Valérie Granger (documentaliste Formiris)

L'Ecole et la laïcité
01/05/2007

Trois ans après l'adoption de la loi du 15 mars 2004 "encadrant le port de signes ou de tenues manifestant une appartenance religieuse dans les écoles, collèges et lycées publics", la question de la laïcité dans les établissements scolaires ne semble pas être totalement réglée.

Bilan de la loi sur la laïcité à  l'Ecole

Gilles de Robien estime que la mise en oeuvre de la loi s'est déroulée sans difficulté. Le ministère de l'Education indique qu'à  la rentrée 2003, 1 500 élèves manifestaient ostensiblement une appartenance religieuse tandis qu'à  la rentrée 2004, ils étaient seulement 639, dont 550 cas ont été résolus par le dialogue. En septembre 2006, seuls 4 lycéens sikhs se sont rendus en cours avec un turban.
De son côté, Nora Rami, l'une des responsables du "Comité 15 mars et libertés" regrette l'exclusion de 250 filles, dont 10 % d'entre elles sont désormais déscolarisées.
Lors de son congrès annuel, organisé du 13 au 16 avril dernier, L'UOIF (Union des organisations islamiques de France) a réaffirmé son opposition à  la loi du 15 mars 2004. Par ailleurs, alors qu'un troisième établissement musulman vient d'ouvrir dans la banlieue lyonnaise (collège-lycée Al-kindi), cette même organisation souligne que ces écoles "ne sont pas des refuges communautaristes".
Cependant, le Syndicat national des personnels de direction de l'Education nationale indique que, depuis la rentrée 2007, on constate, notamment en banlieue parisienne et dans la région lyonnaise, des revendications liées aux interdits alimentaires.

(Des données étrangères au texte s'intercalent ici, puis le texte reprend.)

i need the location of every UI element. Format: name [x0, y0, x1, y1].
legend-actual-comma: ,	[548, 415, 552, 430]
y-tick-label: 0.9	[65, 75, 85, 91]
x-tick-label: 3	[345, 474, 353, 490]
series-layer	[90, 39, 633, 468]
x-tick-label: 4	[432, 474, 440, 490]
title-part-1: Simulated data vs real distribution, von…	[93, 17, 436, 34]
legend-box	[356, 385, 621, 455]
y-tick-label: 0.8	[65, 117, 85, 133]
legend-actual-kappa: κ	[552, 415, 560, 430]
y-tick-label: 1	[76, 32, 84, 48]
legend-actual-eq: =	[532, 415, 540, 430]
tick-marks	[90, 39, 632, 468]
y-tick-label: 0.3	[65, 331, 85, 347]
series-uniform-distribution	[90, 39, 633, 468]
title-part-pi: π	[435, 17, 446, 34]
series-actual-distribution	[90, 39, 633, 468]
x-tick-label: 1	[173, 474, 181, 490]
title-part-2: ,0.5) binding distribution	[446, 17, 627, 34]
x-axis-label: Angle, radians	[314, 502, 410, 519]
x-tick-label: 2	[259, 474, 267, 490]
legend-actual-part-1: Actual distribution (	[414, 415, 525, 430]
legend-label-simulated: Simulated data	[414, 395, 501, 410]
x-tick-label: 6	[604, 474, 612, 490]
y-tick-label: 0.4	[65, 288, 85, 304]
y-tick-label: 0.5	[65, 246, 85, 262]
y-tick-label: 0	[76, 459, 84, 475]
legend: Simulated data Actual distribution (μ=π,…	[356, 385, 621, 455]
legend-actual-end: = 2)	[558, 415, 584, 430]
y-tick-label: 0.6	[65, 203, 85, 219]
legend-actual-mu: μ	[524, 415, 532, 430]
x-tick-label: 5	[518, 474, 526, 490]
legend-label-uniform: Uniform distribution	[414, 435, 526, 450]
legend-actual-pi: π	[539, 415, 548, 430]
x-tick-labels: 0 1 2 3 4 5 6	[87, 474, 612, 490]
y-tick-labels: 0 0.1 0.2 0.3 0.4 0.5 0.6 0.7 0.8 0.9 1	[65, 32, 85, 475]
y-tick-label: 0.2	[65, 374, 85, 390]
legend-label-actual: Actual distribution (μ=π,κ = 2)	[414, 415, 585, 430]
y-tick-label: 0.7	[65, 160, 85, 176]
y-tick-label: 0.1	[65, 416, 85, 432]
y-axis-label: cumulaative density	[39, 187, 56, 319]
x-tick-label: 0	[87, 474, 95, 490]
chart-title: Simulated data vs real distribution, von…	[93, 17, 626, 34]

On observe également une montée du sexisme.
La sortie d'un manuel scolaire dont une illustration de Mohamed a été rendue floue, accréditant l'idée de l'interdiction de toute représentation du prophète, a aussi jeté le trouble parmi les enseignants.

Former les enseignants au fait religieux

Les professeurs sont en effet souvent désemparés face aux diversités religieuses et sont, de plus, mal préparés. En 2002, Régis Debray proposait que les IUFM forment les futurs enseignants au fait religieux. Dans les faits, les étudiants ne bénéficient pas tous de ces formations.
Si l'histoire des religions est traitée dans les programmes scolaires en histoire-géographie et en français, d'aucuns préconisent que le fait religieux soit abordé dans les autres disciplines, et ce, dès l'école primaire. Certaines expériences, encore trop rares, existent pourtant comme celle menée à  l'école Lépine à  Paris. L'équipe éducative a mis en place un parcours de culture religieuse. Les élèves suivent d'abord un cycle d'initiation à  base d'ateliers et de visites de musées. Découvrir des lieux de culte est prévu l'année suivante. Pionnier, l'Enseignement catholique propose des séquences pédagogiques liant les religions aux mathématiques ou au sport.


Sources
LA CROIX
L'école aborde prudemment le fait religieux, Bernard Gorce, 3 avril 2007, p. 15.
Un manuel scolaire censure le portrait de Mohammed, Bernard Gorce, 10 avril 2007, p. 11.

DEPECHE DE L'AEF
Rencontres de l'UOIF : les écoles privées musulmanes "ne sont pas des refuges communautaristes", Florence Pagneux, 17 avril 2007, n° 77908.

L'EXPRESS
Ecole et Islam, le désarroi des profs, Claire Chartier, Laurence Debril, Boris Thiolay, Anne Vidalie, n° 2906, semaine du 15 mars 2007, pp. 110-115.

LE MONDE
L'école sans le voile, Stéphanie Le Bars, 8-9 avril 2007, p. 13.
L'enseignement des religions à  l'école doit être amélioré, Stéphanie Le Bars, 18 avril 2007, p. 31.